Group Exercise: Dissect a viral video or tweet for rhetorical devices and ethical implications
Rhetoric (Practice)
Assignment: Write a persuasive Instagram caption (or tweet, or YouTube short script) that uses all three classical appeals
Audience: Classmates
Topic: Defend an unpopular but virtuous idea
Constraints: No sensationalism, no sarcasm
Notice how seamlessly one can interweave the modern with the ancient. The result should be someone who has developed a working knowledge of what it means to possess one of the most commonly sought durable skills (communication), practice in identifying the different tools of effective communication, and experience leveraging those skills in a modern and relevant way.
I think there is a place for developing an approach to workforce development that harmonizes classical approaches with modern sensibilities. Moreover, I think that this sort of curriculum could be and ought to be leveraged not only in the context of K-16 education but also in workforce development and training programs across all ages and stages of the labor force.

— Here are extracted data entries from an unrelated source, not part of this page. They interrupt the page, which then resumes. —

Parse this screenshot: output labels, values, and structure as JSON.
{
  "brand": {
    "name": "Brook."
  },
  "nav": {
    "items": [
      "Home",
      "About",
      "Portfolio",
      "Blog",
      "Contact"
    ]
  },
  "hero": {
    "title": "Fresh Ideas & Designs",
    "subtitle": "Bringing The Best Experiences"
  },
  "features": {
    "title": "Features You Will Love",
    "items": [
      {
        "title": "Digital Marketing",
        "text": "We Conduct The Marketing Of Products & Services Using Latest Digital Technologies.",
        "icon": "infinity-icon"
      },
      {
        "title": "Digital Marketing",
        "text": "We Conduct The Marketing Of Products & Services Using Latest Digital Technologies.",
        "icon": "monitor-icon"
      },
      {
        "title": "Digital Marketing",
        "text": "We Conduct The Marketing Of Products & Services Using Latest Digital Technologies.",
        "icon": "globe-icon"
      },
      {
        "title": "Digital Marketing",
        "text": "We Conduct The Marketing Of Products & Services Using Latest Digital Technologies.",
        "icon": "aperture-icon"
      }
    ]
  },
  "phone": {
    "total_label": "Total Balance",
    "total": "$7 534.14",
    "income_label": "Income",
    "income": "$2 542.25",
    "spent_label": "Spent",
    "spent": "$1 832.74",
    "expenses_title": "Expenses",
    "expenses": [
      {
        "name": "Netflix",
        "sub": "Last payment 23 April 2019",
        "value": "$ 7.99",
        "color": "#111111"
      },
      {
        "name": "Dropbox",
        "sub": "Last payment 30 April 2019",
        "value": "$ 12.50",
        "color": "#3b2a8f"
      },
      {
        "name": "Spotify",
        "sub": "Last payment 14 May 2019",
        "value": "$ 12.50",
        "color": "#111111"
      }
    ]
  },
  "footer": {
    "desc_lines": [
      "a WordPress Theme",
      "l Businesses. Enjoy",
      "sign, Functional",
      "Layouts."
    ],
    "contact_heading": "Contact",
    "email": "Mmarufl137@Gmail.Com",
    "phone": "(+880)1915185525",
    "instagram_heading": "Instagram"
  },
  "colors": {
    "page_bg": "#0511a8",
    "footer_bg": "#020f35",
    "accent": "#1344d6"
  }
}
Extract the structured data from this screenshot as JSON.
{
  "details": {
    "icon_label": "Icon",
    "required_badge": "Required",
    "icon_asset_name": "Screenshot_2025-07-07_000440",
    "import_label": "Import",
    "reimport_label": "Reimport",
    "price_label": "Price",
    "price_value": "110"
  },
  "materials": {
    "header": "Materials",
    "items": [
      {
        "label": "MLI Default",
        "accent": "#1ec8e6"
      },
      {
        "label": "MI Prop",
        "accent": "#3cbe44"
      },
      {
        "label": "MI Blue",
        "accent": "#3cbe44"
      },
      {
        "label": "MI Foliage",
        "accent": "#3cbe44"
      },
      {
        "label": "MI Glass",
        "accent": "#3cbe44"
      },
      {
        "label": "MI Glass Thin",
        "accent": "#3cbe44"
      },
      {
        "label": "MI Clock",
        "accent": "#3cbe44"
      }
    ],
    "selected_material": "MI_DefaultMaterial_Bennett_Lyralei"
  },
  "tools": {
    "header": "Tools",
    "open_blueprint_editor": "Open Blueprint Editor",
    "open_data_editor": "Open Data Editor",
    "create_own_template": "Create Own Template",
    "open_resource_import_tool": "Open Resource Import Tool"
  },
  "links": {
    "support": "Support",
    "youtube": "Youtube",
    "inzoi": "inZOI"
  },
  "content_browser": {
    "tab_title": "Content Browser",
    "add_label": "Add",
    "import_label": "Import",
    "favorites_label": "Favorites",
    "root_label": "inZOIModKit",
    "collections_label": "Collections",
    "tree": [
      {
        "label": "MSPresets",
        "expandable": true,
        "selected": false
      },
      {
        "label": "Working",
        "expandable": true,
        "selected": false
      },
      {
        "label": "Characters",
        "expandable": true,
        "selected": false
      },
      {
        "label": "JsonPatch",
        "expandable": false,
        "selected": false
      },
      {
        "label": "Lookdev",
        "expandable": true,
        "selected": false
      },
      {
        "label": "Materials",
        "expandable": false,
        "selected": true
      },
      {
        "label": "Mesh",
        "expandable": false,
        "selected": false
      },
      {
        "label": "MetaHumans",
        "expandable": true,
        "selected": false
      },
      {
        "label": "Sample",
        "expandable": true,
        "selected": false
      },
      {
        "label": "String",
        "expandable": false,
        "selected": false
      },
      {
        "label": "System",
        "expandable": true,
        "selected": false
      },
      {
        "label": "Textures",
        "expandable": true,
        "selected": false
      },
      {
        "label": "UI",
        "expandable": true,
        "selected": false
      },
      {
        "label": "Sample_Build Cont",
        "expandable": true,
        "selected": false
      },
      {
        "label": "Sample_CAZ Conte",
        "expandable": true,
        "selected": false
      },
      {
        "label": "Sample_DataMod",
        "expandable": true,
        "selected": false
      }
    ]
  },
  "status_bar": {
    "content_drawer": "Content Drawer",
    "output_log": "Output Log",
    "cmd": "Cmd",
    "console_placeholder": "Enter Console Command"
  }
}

In my dissertation, I made the following observation:
If vocational learning is “learning to earn,” and if earning is increasingly predicated on knowledge work, then vocational learning must be learning that enables knowledge work. The best education for knowledge work, though, is a fusion of liberal education and socially relevant laboratory education, one that couples “activities that are essentially leisure activities,” like thinking, learning, reading, writing, conversation, correspondence, creativity, and research, with experiences that contribute to meaningful economic production within the broader social context. This means that, in modern times, liberal education is a form of vocational education. In addition, a socially relevant laboratory education is a form of liberal education. There simply is no clearly identifiable distinction between the two. . .
This statement strikes me as even more true in the Age of Agility. Fusing a classical approach with conventional education models is the only way that we can ensure that our students have the durable skills both to thrive in the emerging workplace and to flourish in life more broadly.